I'm new to using Perl XML::SAX and I encountered a problem with the characters event that is triggered. I'm trying to parse a very large XML file using perl.
My goal is to get the content of each tag (I do not know the tag names - given any xml file, I should be able to crack the record pattern and return every record with its data and tag like Tag:Data).

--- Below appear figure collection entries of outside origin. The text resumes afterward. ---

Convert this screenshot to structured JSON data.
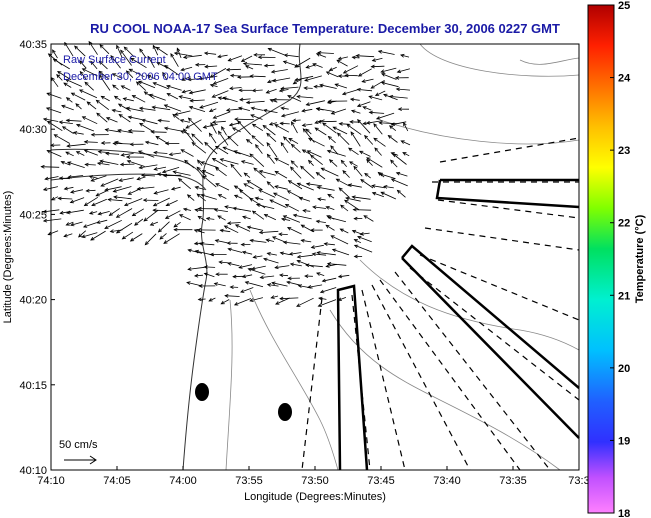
{
  "chart_data": {
    "type": "vector-field-map",
    "title": "RU COOL  NOAA-17  Sea Surface Temperature:  December 30, 2006 0227 GMT",
    "xlabel": "Longitude (Degrees:Minutes)",
    "ylabel": "Latitude (Degrees:Minutes)",
    "x_ticks": [
      "74:10",
      "74:05",
      "74:00",
      "73:55",
      "73:50",
      "73:45",
      "73:40",
      "73:35",
      "73:3"
    ],
    "y_ticks": [
      "40:35",
      "40:30",
      "40:25",
      "40:20",
      "40:15",
      "40:10"
    ],
    "annotations": [
      "Raw Surface Current",
      "December 30, 2006 04:00 GMT"
    ],
    "scale_label": "50 cm/s",
    "colorbar": {
      "label": "Temperature (°C)",
      "ticks": [
        "25",
        "24",
        "23",
        "22",
        "21",
        "20",
        "19",
        "18"
      ],
      "min": 18,
      "max": 25
    },
    "grid": false
  }
}
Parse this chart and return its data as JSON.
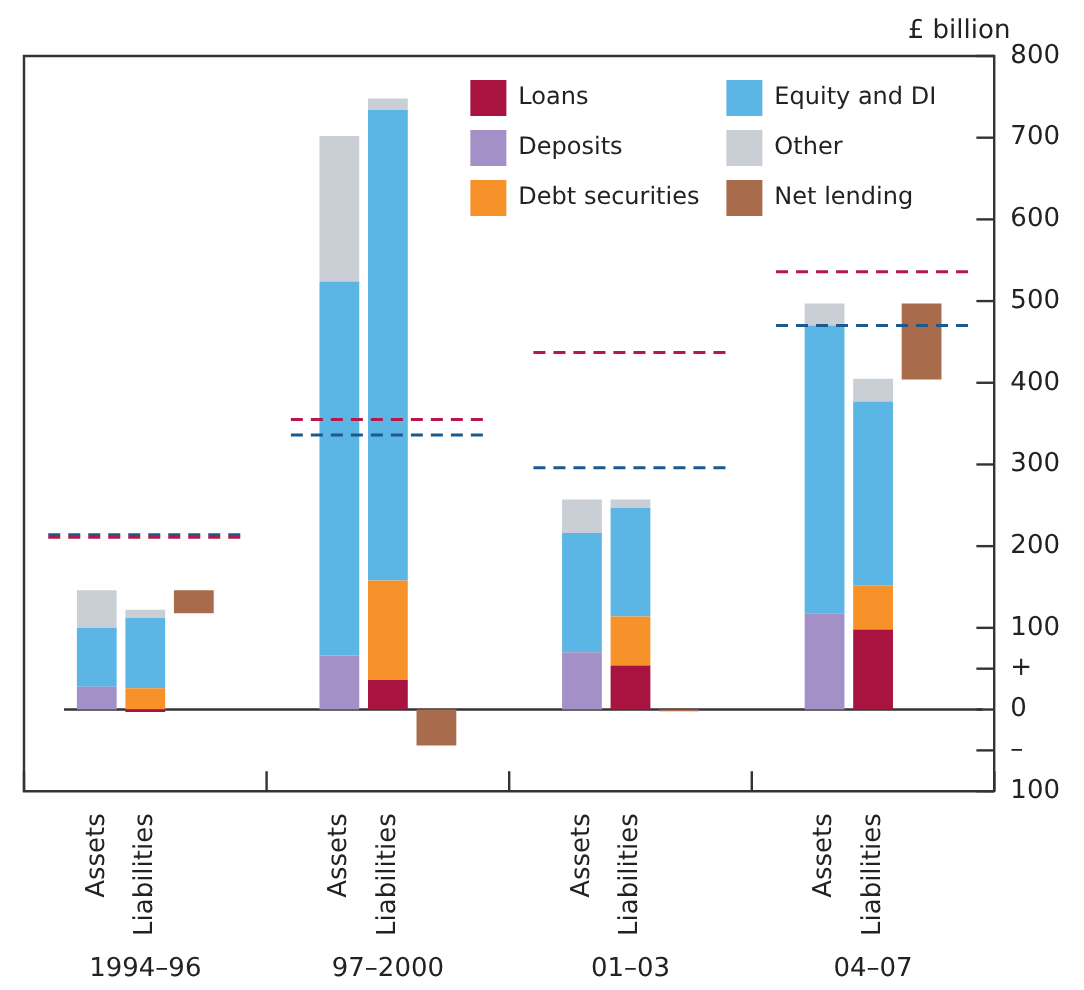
{
  "chart_data": {
    "type": "bar",
    "ylabel": "£ billion",
    "stacked": true,
    "legend": "top right",
    "categories": [
      null,
      "Assets",
      "Liabilities",
      null,
      null,
      null,
      "Assets",
      "Liabilities",
      null,
      null,
      null,
      "Assets",
      "Liabilities",
      null,
      null,
      null,
      "Assets",
      "Liabilities",
      null,
      null
    ],
    "series": [
      {
        "name": "Loans",
        "color": "#a8133f",
        "values": [
          null,
          null,
          -3,
          null,
          null,
          null,
          null,
          36,
          null,
          null,
          null,
          null,
          54,
          null,
          null,
          null,
          null,
          98,
          null,
          null
        ]
      },
      {
        "name": "Deposits",
        "color": "#a390c6",
        "values": [
          null,
          28,
          null,
          null,
          null,
          null,
          66,
          null,
          null,
          null,
          null,
          70,
          null,
          null,
          null,
          null,
          118,
          null,
          null,
          null
        ]
      },
      {
        "name": "Debt securities",
        "color": "#f7922a",
        "values": [
          null,
          null,
          26,
          null,
          null,
          null,
          null,
          122,
          null,
          null,
          null,
          null,
          60,
          null,
          null,
          null,
          null,
          54,
          null,
          null
        ]
      },
      {
        "name": "Equity and DI",
        "color": "#5bb5e5",
        "values": [
          null,
          72,
          86,
          null,
          null,
          null,
          458,
          576,
          null,
          null,
          null,
          146,
          133,
          null,
          null,
          null,
          352,
          225,
          null,
          null
        ]
      },
      {
        "name": "Other",
        "color": "#c9cfd4",
        "values": [
          null,
          46,
          10,
          null,
          null,
          null,
          178,
          14,
          null,
          null,
          null,
          41,
          10,
          null,
          null,
          null,
          27,
          28,
          null,
          null
        ]
      },
      {
        "name": "Net lending",
        "color": "#a86b4b",
        "values": [
          null,
          null,
          null,
          28,
          null,
          null,
          null,
          null,
          -44,
          null,
          null,
          null,
          null,
          -2,
          null,
          null,
          null,
          null,
          93,
          null
        ],
        "base": [
          null,
          null,
          null,
          118,
          null,
          null,
          null,
          null,
          0,
          null,
          null,
          null,
          null,
          0,
          null,
          null,
          null,
          null,
          404,
          null
        ]
      },
      {
        "type": "line",
        "color": "#b5194a",
        "line_style": "dashed",
        "marker": "none",
        "values": [
          211,
          211,
          211,
          211,
          211,
          null,
          null,
          null,
          null,
          null,
          null,
          null,
          null,
          null,
          null,
          null,
          null,
          null,
          null,
          null
        ]
      },
      {
        "type": "line",
        "color": "#1c5a8c",
        "line_style": "dashed",
        "marker": "none",
        "values": [
          214,
          214,
          214,
          214,
          214,
          null,
          null,
          null,
          null,
          null,
          null,
          null,
          null,
          null,
          null,
          null,
          null,
          null,
          null,
          null
        ]
      },
      {
        "type": "line",
        "color": "#b5194a",
        "line_style": "dashed",
        "marker": "none",
        "values": [
          null,
          null,
          null,
          null,
          null,
          355,
          355,
          355,
          355,
          355,
          null,
          null,
          null,
          null,
          null,
          null,
          null,
          null,
          null,
          null
        ]
      },
      {
        "type": "line",
        "color": "#1c5a8c",
        "line_style": "dashed",
        "marker": "none",
        "values": [
          null,
          null,
          null,
          null,
          null,
          336,
          336,
          336,
          336,
          336,
          null,
          null,
          null,
          null,
          null,
          null,
          null,
          null,
          null,
          null
        ]
      },
      {
        "type": "line",
        "color": "#b5194a",
        "line_style": "dashed",
        "marker": "none",
        "values": [
          null,
          null,
          null,
          null,
          null,
          null,
          null,
          null,
          null,
          null,
          437,
          437,
          437,
          437,
          437,
          null,
          null,
          null,
          null,
          null
        ]
      },
      {
        "type": "line",
        "color": "#1c5a8c",
        "line_style": "dashed",
        "marker": "none",
        "values": [
          null,
          null,
          null,
          null,
          null,
          null,
          null,
          null,
          null,
          null,
          296,
          296,
          296,
          296,
          296,
          null,
          null,
          null,
          null,
          null
        ]
      },
      {
        "type": "line",
        "color": "#b5194a",
        "line_style": "dashed",
        "marker": "none",
        "values": [
          null,
          null,
          null,
          null,
          null,
          null,
          null,
          null,
          null,
          null,
          null,
          null,
          null,
          null,
          null,
          536,
          536,
          536,
          536,
          536
        ]
      },
      {
        "type": "line",
        "color": "#1c5a8c",
        "line_style": "dashed",
        "marker": "none",
        "values": [
          null,
          null,
          null,
          null,
          null,
          null,
          null,
          null,
          null,
          null,
          null,
          null,
          null,
          null,
          null,
          470,
          470,
          470,
          470,
          470
        ]
      }
    ],
    "ylim": [
      -100,
      800
    ],
    "yticks": [
      800,
      700,
      600,
      500,
      400,
      300,
      200,
      100,
      {
        "value": 50,
        "label": "+"
      },
      0,
      {
        "value": -50,
        "label": "–"
      },
      {
        "value": -100,
        "label": "100"
      }
    ],
    "annotations": [
      "1994–96",
      "97–2000",
      "01–03",
      "04–07"
    ]
  }
}
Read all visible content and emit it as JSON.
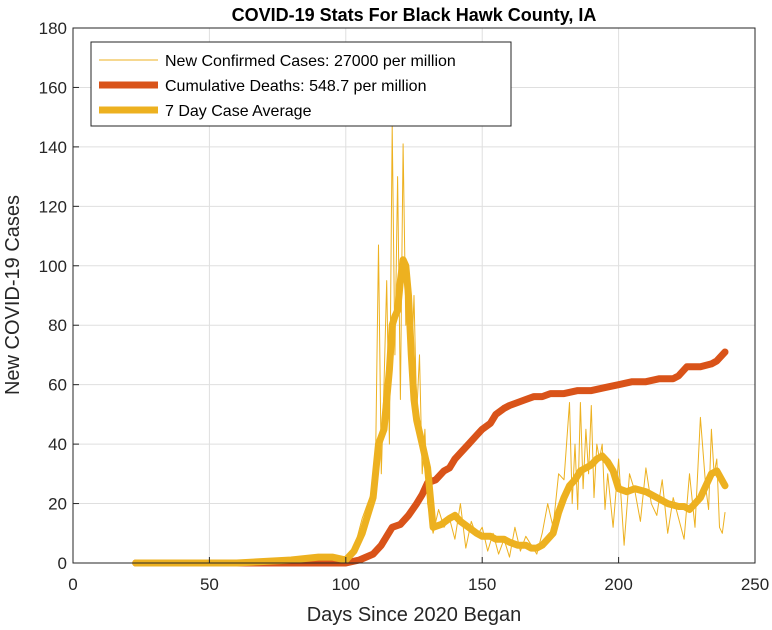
{
  "chart_data": {
    "type": "line",
    "title": "COVID-19 Stats For Black Hawk County, IA",
    "xlabel": "Days Since 2020 Began",
    "ylabel": "New COVID-19 Cases",
    "xlim": [
      0,
      250
    ],
    "ylim": [
      0,
      180
    ],
    "xticks": [
      0,
      50,
      100,
      150,
      200,
      250
    ],
    "yticks": [
      0,
      20,
      40,
      60,
      80,
      100,
      120,
      140,
      160,
      180
    ],
    "grid": true,
    "legend_position": "top-left",
    "series": [
      {
        "name": "New Confirmed Cases: 27000 per million",
        "color": "#EDB120",
        "width": "thin",
        "x": [
          23,
          40,
          60,
          80,
          85,
          90,
          95,
          100,
          102,
          104,
          106,
          108,
          110,
          111,
          112,
          113,
          114,
          115,
          116,
          117,
          118,
          119,
          120,
          121,
          122,
          123,
          124,
          125,
          126,
          127,
          128,
          129,
          130,
          132,
          134,
          136,
          138,
          140,
          142,
          144,
          146,
          148,
          150,
          152,
          154,
          156,
          158,
          160,
          162,
          164,
          166,
          168,
          170,
          172,
          174,
          176,
          178,
          180,
          182,
          183,
          184,
          185,
          186,
          187,
          188,
          189,
          190,
          191,
          192,
          193,
          194,
          195,
          196,
          198,
          200,
          202,
          204,
          206,
          208,
          210,
          212,
          214,
          216,
          218,
          220,
          222,
          224,
          226,
          228,
          230,
          232,
          233,
          234,
          235,
          236,
          237,
          238,
          239
        ],
        "y": [
          0,
          0,
          0,
          0,
          1,
          2,
          1,
          0,
          3,
          8,
          15,
          20,
          25,
          40,
          107,
          30,
          60,
          95,
          40,
          147,
          70,
          130,
          55,
          141,
          80,
          100,
          65,
          90,
          50,
          70,
          30,
          45,
          20,
          10,
          18,
          12,
          15,
          8,
          20,
          5,
          14,
          9,
          12,
          4,
          10,
          3,
          8,
          2,
          12,
          4,
          9,
          6,
          3,
          10,
          20,
          12,
          30,
          28,
          54,
          20,
          40,
          18,
          54,
          25,
          45,
          30,
          53,
          22,
          40,
          35,
          40,
          18,
          30,
          12,
          35,
          6,
          30,
          24,
          14,
          32,
          20,
          16,
          28,
          10,
          22,
          15,
          8,
          30,
          12,
          49,
          25,
          18,
          45,
          30,
          35,
          12,
          10,
          17
        ]
      },
      {
        "name": "Cumulative Deaths: 548.7 per million",
        "color": "#D95319",
        "width": "thick",
        "x": [
          23,
          100,
          105,
          110,
          113,
          115,
          117,
          120,
          123,
          126,
          128,
          130,
          133,
          136,
          138,
          140,
          142,
          145,
          148,
          150,
          153,
          155,
          158,
          160,
          163,
          166,
          169,
          172,
          175,
          180,
          185,
          190,
          195,
          200,
          205,
          210,
          215,
          220,
          222,
          225,
          230,
          234,
          236,
          239
        ],
        "y": [
          0,
          0,
          1,
          3,
          6,
          9,
          12,
          13,
          16,
          20,
          23,
          27,
          28,
          31,
          32,
          35,
          37,
          40,
          43,
          45,
          47,
          50,
          52,
          53,
          54,
          55,
          56,
          56,
          57,
          57,
          58,
          58,
          59,
          60,
          61,
          61,
          62,
          62,
          63,
          66,
          66,
          67,
          68,
          71
        ]
      },
      {
        "name": "7 Day Case Average",
        "color": "#EDB120",
        "width": "thick",
        "x": [
          23,
          60,
          80,
          90,
          95,
          100,
          103,
          106,
          108,
          110,
          112,
          114,
          116,
          117,
          118,
          119,
          120,
          121,
          122,
          123,
          124,
          125,
          126,
          128,
          130,
          132,
          135,
          138,
          140,
          142,
          145,
          148,
          150,
          153,
          155,
          158,
          160,
          163,
          166,
          168,
          170,
          172,
          174,
          176,
          178,
          180,
          182,
          184,
          186,
          188,
          190,
          192,
          194,
          196,
          198,
          200,
          203,
          206,
          210,
          214,
          218,
          222,
          224,
          226,
          228,
          230,
          232,
          234,
          236,
          239
        ],
        "y": [
          0,
          0,
          1,
          2,
          2,
          1,
          4,
          10,
          16,
          22,
          40,
          45,
          65,
          80,
          83,
          85,
          95,
          102,
          100,
          90,
          70,
          55,
          48,
          40,
          32,
          12,
          13,
          15,
          16,
          14,
          12,
          10,
          9,
          9,
          8,
          8,
          7,
          6,
          6,
          5,
          5,
          6,
          8,
          10,
          17,
          22,
          26,
          28,
          31,
          32,
          33,
          35,
          36,
          34,
          31,
          25,
          24,
          25,
          24,
          22,
          20,
          19,
          19,
          18,
          20,
          22,
          26,
          30,
          31,
          26
        ]
      }
    ]
  }
}
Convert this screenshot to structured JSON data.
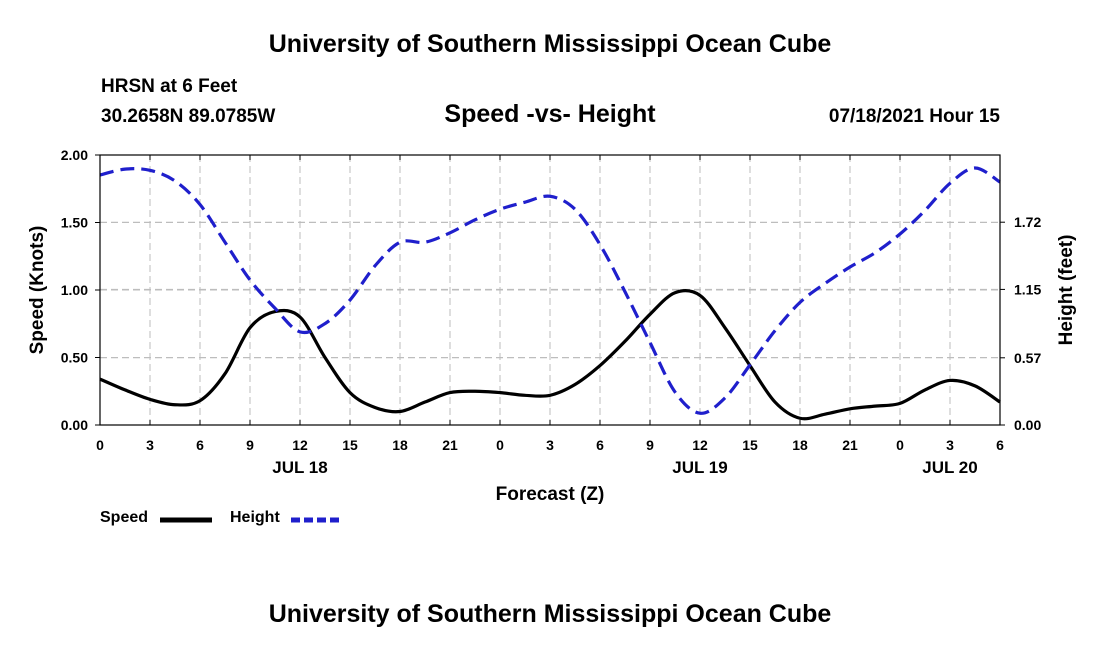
{
  "header": {
    "top_title": "University of Southern Mississippi Ocean Cube",
    "station": "HRSN at 6 Feet",
    "coords": "30.2658N  89.0785W",
    "subtitle": "Speed -vs- Height",
    "datetime": "07/18/2021 Hour 15",
    "bottom_title": "University of Southern Mississippi Ocean Cube"
  },
  "legend": {
    "speed_label": "Speed",
    "height_label": "Height"
  },
  "colors": {
    "speed": "#000000",
    "height": "#1f1fcc",
    "grid": "#bdbdbd"
  },
  "chart_data": {
    "type": "line",
    "title": "Speed -vs- Height",
    "xlabel": "Forecast (Z)",
    "ylabel": "Speed (Knots)",
    "y2label": "Height (feet)",
    "xlim": [
      0,
      54
    ],
    "ylim": [
      0,
      2.0
    ],
    "y2lim": [
      0,
      2.29
    ],
    "x_ticks": [
      0,
      3,
      6,
      9,
      12,
      15,
      18,
      21,
      24,
      27,
      30,
      33,
      36,
      39,
      42,
      45,
      48,
      51,
      54
    ],
    "x_tick_labels": [
      "0",
      "3",
      "6",
      "9",
      "12",
      "15",
      "18",
      "21",
      "0",
      "3",
      "6",
      "9",
      "12",
      "15",
      "18",
      "21",
      "0",
      "3",
      "6"
    ],
    "date_labels": [
      {
        "x": 12,
        "label": "JUL 18"
      },
      {
        "x": 36,
        "label": "JUL 19"
      },
      {
        "x": 51,
        "label": "JUL 20"
      }
    ],
    "y_ticks": [
      0,
      0.5,
      1.0,
      1.5,
      2.0
    ],
    "y_tick_labels": [
      "0.00",
      "0.50",
      "1.00",
      "1.50",
      "2.00"
    ],
    "y2_ticks": [
      0,
      0.57,
      1.15,
      1.72
    ],
    "y2_tick_labels": [
      "0.00",
      "0.57",
      "1.15",
      "1.72"
    ],
    "grid": true,
    "legend_position": "bottom-left",
    "series": [
      {
        "name": "Speed",
        "axis": "left",
        "style": "solid",
        "x": [
          0,
          1.5,
          3,
          4.5,
          6,
          7.5,
          9,
          10.5,
          12,
          13.5,
          15,
          16.5,
          18,
          19.5,
          21,
          22.5,
          24,
          25.5,
          27,
          28.5,
          30,
          31.5,
          33,
          34.5,
          36,
          37.5,
          39,
          40.5,
          42,
          43.5,
          45,
          46.5,
          48,
          49.5,
          51,
          52.5,
          54
        ],
        "values": [
          0.34,
          0.26,
          0.19,
          0.15,
          0.18,
          0.38,
          0.72,
          0.84,
          0.8,
          0.5,
          0.24,
          0.13,
          0.1,
          0.17,
          0.24,
          0.25,
          0.24,
          0.22,
          0.22,
          0.3,
          0.44,
          0.62,
          0.82,
          0.98,
          0.96,
          0.72,
          0.44,
          0.17,
          0.05,
          0.08,
          0.12,
          0.14,
          0.16,
          0.26,
          0.33,
          0.29,
          0.17
        ]
      },
      {
        "name": "Height",
        "axis": "right",
        "style": "dashed",
        "x": [
          0,
          1.5,
          3,
          4.5,
          6,
          7.5,
          9,
          10.5,
          12,
          13.5,
          15,
          16.5,
          18,
          19.5,
          21,
          22.5,
          24,
          25.5,
          27,
          28.5,
          30,
          31.5,
          33,
          34.5,
          36,
          37.5,
          39,
          40.5,
          42,
          43.5,
          45,
          46.5,
          48,
          49.5,
          51,
          52.5,
          54
        ],
        "values": [
          2.12,
          2.17,
          2.16,
          2.07,
          1.87,
          1.55,
          1.23,
          0.99,
          0.79,
          0.86,
          1.06,
          1.35,
          1.55,
          1.55,
          1.63,
          1.74,
          1.83,
          1.89,
          1.94,
          1.83,
          1.53,
          1.13,
          0.7,
          0.28,
          0.1,
          0.23,
          0.51,
          0.8,
          1.04,
          1.2,
          1.34,
          1.46,
          1.62,
          1.82,
          2.05,
          2.18,
          2.06
        ]
      }
    ]
  }
}
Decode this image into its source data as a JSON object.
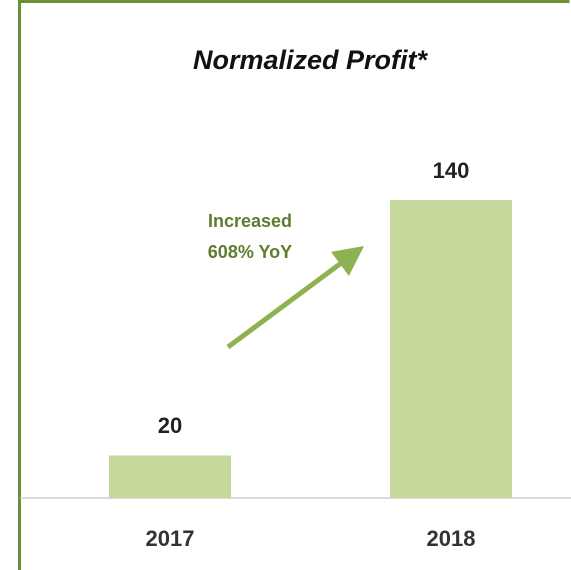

While working with small files, everything is ok. But when running on a large file, the characters{} event does partial reading of the content. There is no specific pattern in the way it cuts down the reading. Sometimes its the starting few characters of data and sometimes its last few characters and sometimes its just one letter from the actual data.
The Sax Parser is:
$myhandler = MyFilter->new();
$parser = XML::SAX::ParserFactory->parser(Handler => $myhandler);
$parser->parse_file($filename);
And, I have written my own Handler called MyFilter and overridding the character method of the parser.
sub characters {
my ($self, $element) = @_;
$globalvar = $element->{Data};
print "content is: $globalvar \n";
}
Even this print statement, reads the values partially at times. I also tried loading the Parsesr Package before calling the $parser->parse() as:
$XML::SAX::ParserPackage = "XML::SAX::ExpatXS";
Stil doesn't work. Could anyone help me out here? Thanks in advance!